Je vous l’ai dit, en mai 2010, que la coalition au pouvoir en Grande Bretagne ne tiendrait jamais la route.

Il y a quelques jours, les étudiants anglais ont manifesté à Londres, et cela a dégénéré face à des forces de l’ordre dépassées dans la tour Millbank, siège du parti conservateur.

Les slogans les plus violents étaient en fait dirigés contre le vice-premier ministre, le libéral Nick Clegg. Les jeunes avaient voté pour lui car il avait promi, entre autres, qu’on ne toucherait pas aux droits d’inscription universitaires, déjà très élevés outre-Manche. Aujourd’hui, pour obtenir un diplôme, il faut déjà dépenser plus de 10 000 euros sur trois ans. Le gouvernement vient d’autoriser les facs à augmenter les frais, ce qui rendrait la licence universitaire à près de 40 000 euros.  

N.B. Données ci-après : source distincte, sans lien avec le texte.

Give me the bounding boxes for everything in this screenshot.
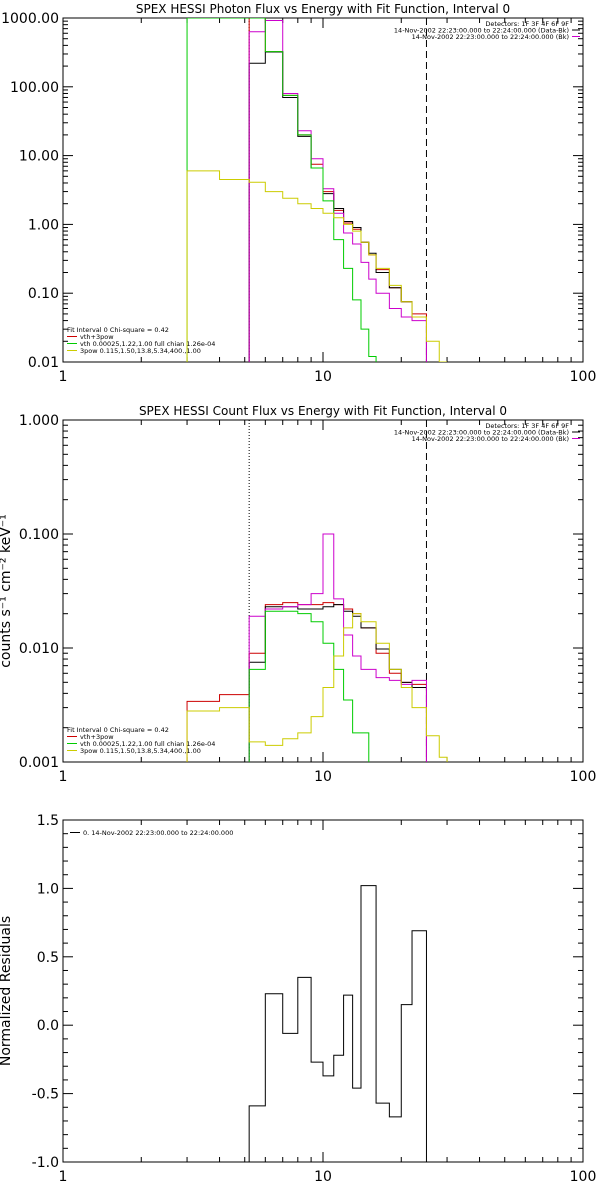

40 000 euros pour une licence, c’est une aberration politique, sociale et éducative. L’enseignement universitaire ne vaut pas ce prix-là, mais c’est un autre débat.

La question du jour, c’est que la coalition, je le répète, ne peut pas tenir. Les Lib Dem en ont déjà marre. S’ils veulent avoir des chances d’obtenir des voix aux prochaines élections, ils ont intérêt de quitter le gouvernement d’ici-là. Ce qui provoquera une crise politique, mais elle sera moins grave que la situation sociale qui ne peut que s’aggraver avec les mesures d’austérité mises en places ces derniers temps.

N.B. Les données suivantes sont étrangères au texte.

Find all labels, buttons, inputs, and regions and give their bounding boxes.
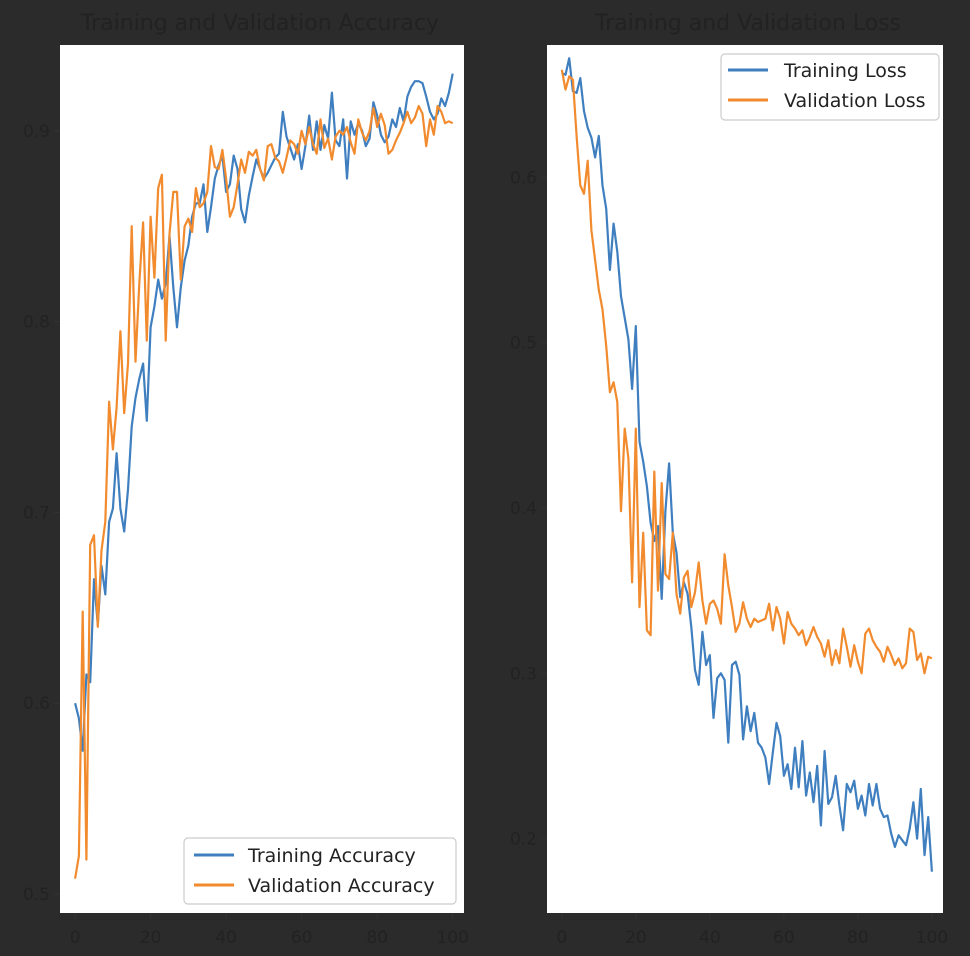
accuracy-series-lines — [74, 73, 454, 879]
loss-x-tick-label: 20 — [625, 928, 647, 948]
accuracy-chart-title: Training and Validation Accuracy — [80, 11, 439, 36]
loss-chart: Training and Validation Loss 0 20 40 60 80 10… — [510, 11, 948, 948]
loss-x-tick-label: 60 — [773, 928, 795, 948]
legend-training-loss-label: Training Loss — [783, 60, 907, 82]
loss-x-tick-label: 0 — [556, 928, 567, 948]
accuracy-chart: Training and Validation Accuracy 0 20 40 60… — [23, 11, 469, 948]
accuracy-y-tick-label: 0.9 — [23, 122, 50, 142]
accuracy-x-tick-label: 0 — [70, 928, 81, 948]
accuracy-axis-ticks: 0 20 40 60 80 100 0.5 0.6 0.7 0.8 0.9 — [23, 122, 469, 948]
accuracy-y-tick-label: 0.5 — [23, 885, 50, 905]
legend-validation-loss-label: Validation Loss — [784, 90, 926, 112]
accuracy-x-tick-label: 80 — [366, 928, 388, 948]
loss-x-tick-label: 80 — [847, 928, 869, 948]
accuracy-legend: Training Accuracy Validation Accuracy — [183, 837, 457, 905]
accuracy-y-tick-label: 0.8 — [23, 313, 50, 333]
legend-validation-accuracy-label: Validation Accuracy — [248, 875, 435, 897]
loss-y-tick-label: 0.5 — [510, 334, 537, 354]
loss-y-tick-label: 0.3 — [510, 664, 537, 684]
accuracy-y-tick-label: 0.7 — [23, 503, 50, 523]
accuracy-plot-area — [60, 45, 464, 913]
loss-training-line — [561, 57, 933, 872]
accuracy-y-tick-label: 0.6 — [23, 694, 50, 714]
loss-legend: Training Loss Validation Loss — [720, 53, 940, 121]
accuracy-x-tick-label: 100 — [436, 928, 468, 948]
loss-x-tick-label: 40 — [699, 928, 721, 948]
accuracy-validation-line — [74, 104, 454, 879]
loss-axis-ticks: 0 20 40 60 80 100 0.2 0.3 0.4 0.5 0.6 — [510, 168, 948, 948]
loss-series-lines — [560, 57, 933, 872]
accuracy-legend-box — [183, 837, 457, 905]
accuracy-x-tick-label: 40 — [215, 928, 237, 948]
loss-x-tick-label: 100 — [916, 928, 948, 948]
loss-plot-area — [547, 45, 943, 913]
loss-legend-box — [720, 53, 940, 121]
loss-y-tick-label: 0.6 — [510, 168, 537, 188]
loss-y-tick-label: 0.2 — [510, 830, 537, 850]
loss-y-tick-label: 0.4 — [510, 499, 537, 519]
loss-validation-line — [560, 69, 933, 675]
accuracy-x-tick-label: 60 — [291, 928, 313, 948]
accuracy-x-tick-label: 20 — [140, 928, 162, 948]
loss-chart-title: Training and Validation Loss — [594, 11, 901, 36]
legend-training-accuracy-label: Training Accuracy — [247, 845, 416, 867]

La colère du peuple est à venir

J’avais dit qu’une rumeur grondait au Royaume-Uni, mais je ne m’attendais pas être autant dans le vrai. Un journal a récemment changé de ton. Le grand quotidien de Belfast se fait l’écho ces temps-ci de l’angoisse de la population et en appelle au soulèvement.

Bien pensant autant qu’on peut l’être en Irlande du nord, le Belfast Telegraph publie la chronique d’une certaine Nuala McKeever. Titre de sa chronique: « It’s time to stand up and start fighting these unwanted cuts ». Ils ne nous avaient pas habitué à un tel ton, les unionistes modérés du BT.

Il faut rappeler le contexte. Le gouvernement conservateur du Royaume-Uni (coalition Tories/Liberal Democrats) a voté un budget extrêmement drastique qu’aucun économiste ne comprend. Le Guardian a interrogé dix prix Nobel d’économie, parmi lesquels un seul a soutenu le nouveau budget. Un autre a botté en touche en racontant que l’économie n’était pas une science exacte. Les huit autres ont déclaré que ces mesures d’austérité étaient exactement ce qu’il ne fallait pas faire dans une situation de croissance fragile.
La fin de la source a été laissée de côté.